背骨は、椎骨という小さな骨が積み重なってできています。椎骨の要となるのが椎体という部分です。骨粗しょう症になると、この椎体の内部がスカスカに変質してもろくなり、からだの重みや骨同士がぶつかりあうときの衝撃で押しつぶされて変形してしまいます。
知らないうちにグシャっとつぶれる。これが、骨粗しょう症による「椎体圧迫骨折」です。椎体圧迫骨折を起こした人は、その後の5年間の生存率が約80%というデータがあります。約5人に1人は5年以内に亡くなってしまうということです(Tsuboi M.et al,J Bone Joint Surg Br.2007.89.461-466.)。

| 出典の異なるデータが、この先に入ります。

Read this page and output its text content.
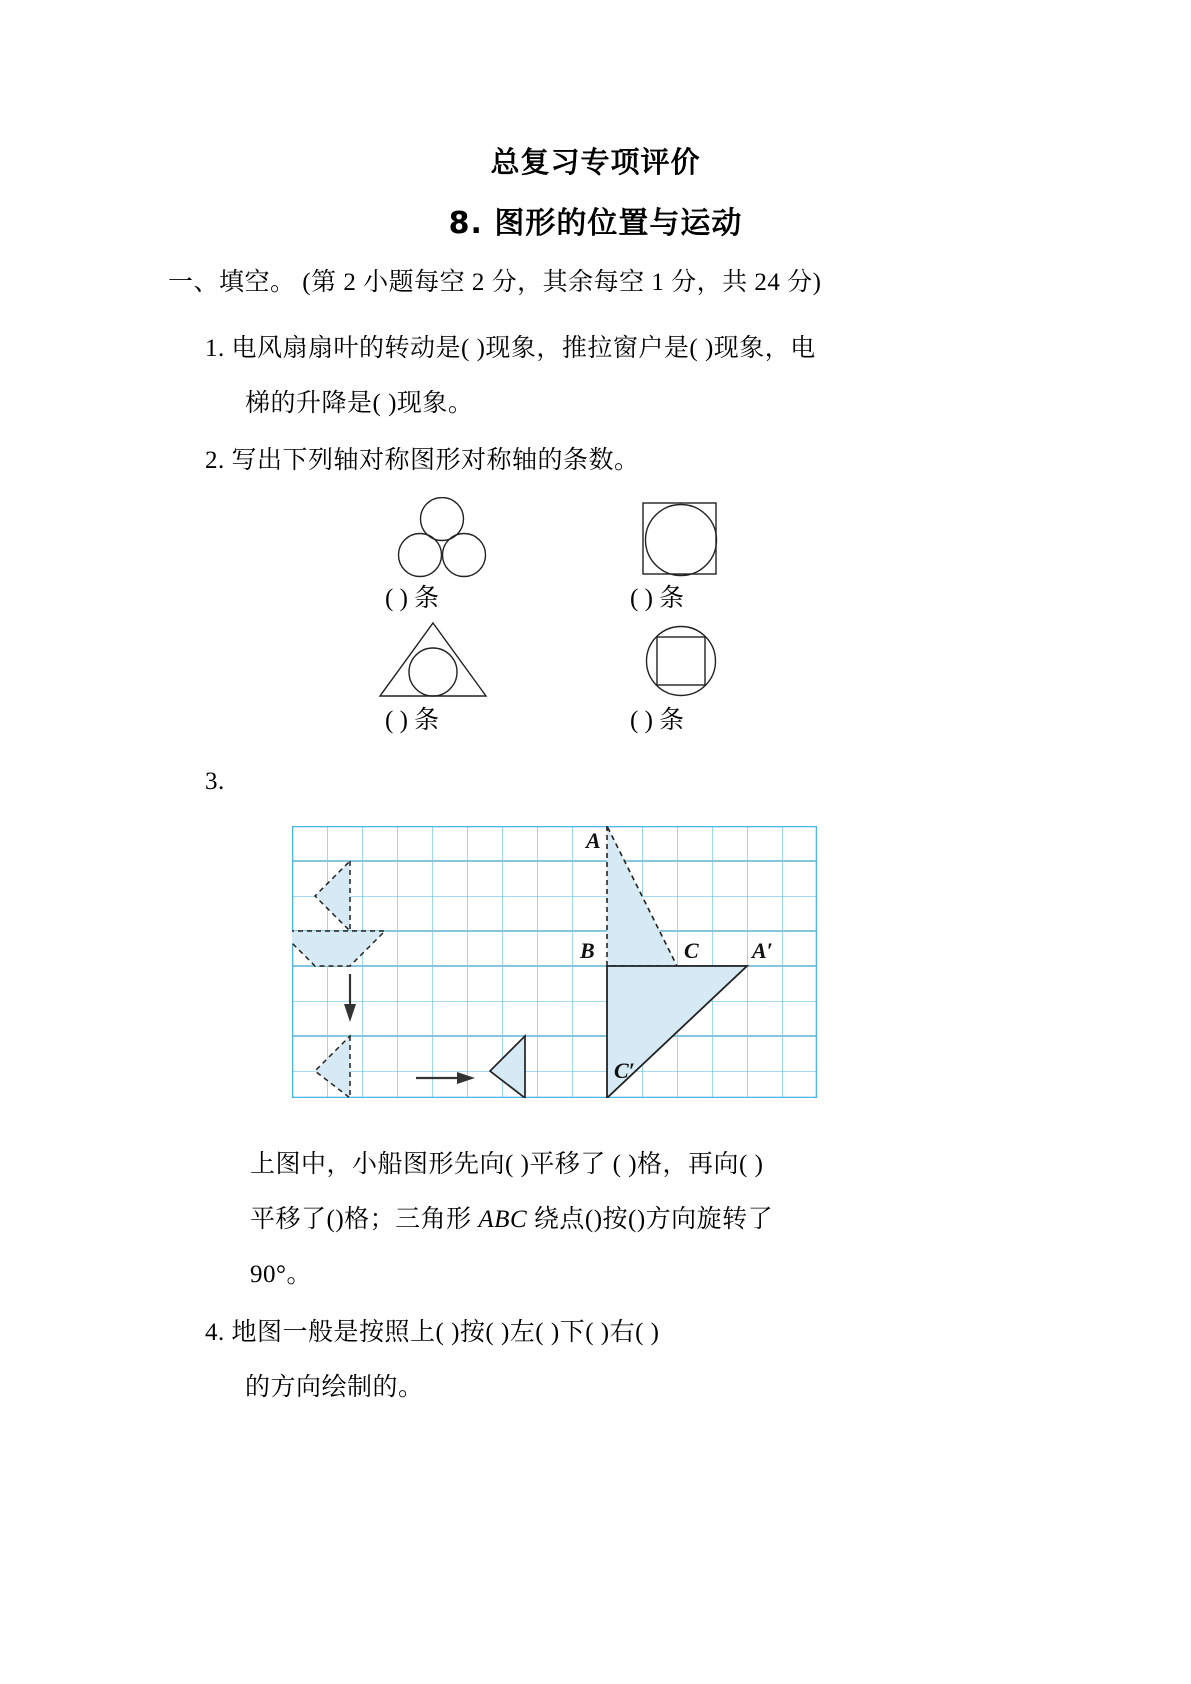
总复习专项评价
8. 图形的位置与运动
一、填空。 (第 2 小题每空 2 分，其余每空 1 分，共 24 分)
1. 电风扇扇叶的转动是( )现象，推拉窗户是( )现象，电
梯的升降是( )现象。
2. 写出下列轴对称图形对称轴的条数。
( ) 条	( ) 条
( ) 条	( ) 条
3.
A
B	C A′
C′
上图中，小船图形先向( )平移了 ( )格，再向( )
平移了()格；三角形 ABC 绕点()按()方向旋转了
90°。
4. 地图一般是按照上( )按( )左( )下( )右( )
的方向绘制的。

「2人に1人が5年以内に死亡」太ももの骨折で高まる早死リスク
背骨の次に多いのが、足の付け根、大腿骨近位部の骨折です。
先ほど、背骨の骨折の5年生存率は約80%と紹介しましたが、大腿骨の骨折はそれよりも低く約50%。2人に1人は5年以内に亡くなるということです。
太ももの付け根の骨折も、背骨の骨折と同じように、高齢者にとっては死に至る怪我になります。というのは、太ももの付け根を骨折すると、要介護生活につながるリスクが圧倒的に高くなるからです。
大腿骨を骨折すると、治るまで歩けなくなります。長期入院すれば身体機能も衰えるため、骨折部分の完治に加え、骨折前のからだに戻すには相当な時間がかかります。
現実的には、骨折前のからだに戻せる人は全体の50%程度といわれています。日本人の死因第1位はがんですが、より骨折が怖いのは骨折が治らず、そのまま寝たきり生活がはじまる恐れがある点にあると言えます。
さらに寝たきりの状態が続けば、介護費用を払い続けるリスクも高くなります。たった一度の骨折が、貧困生活の入り口になるリスクも十分に考えられるのです。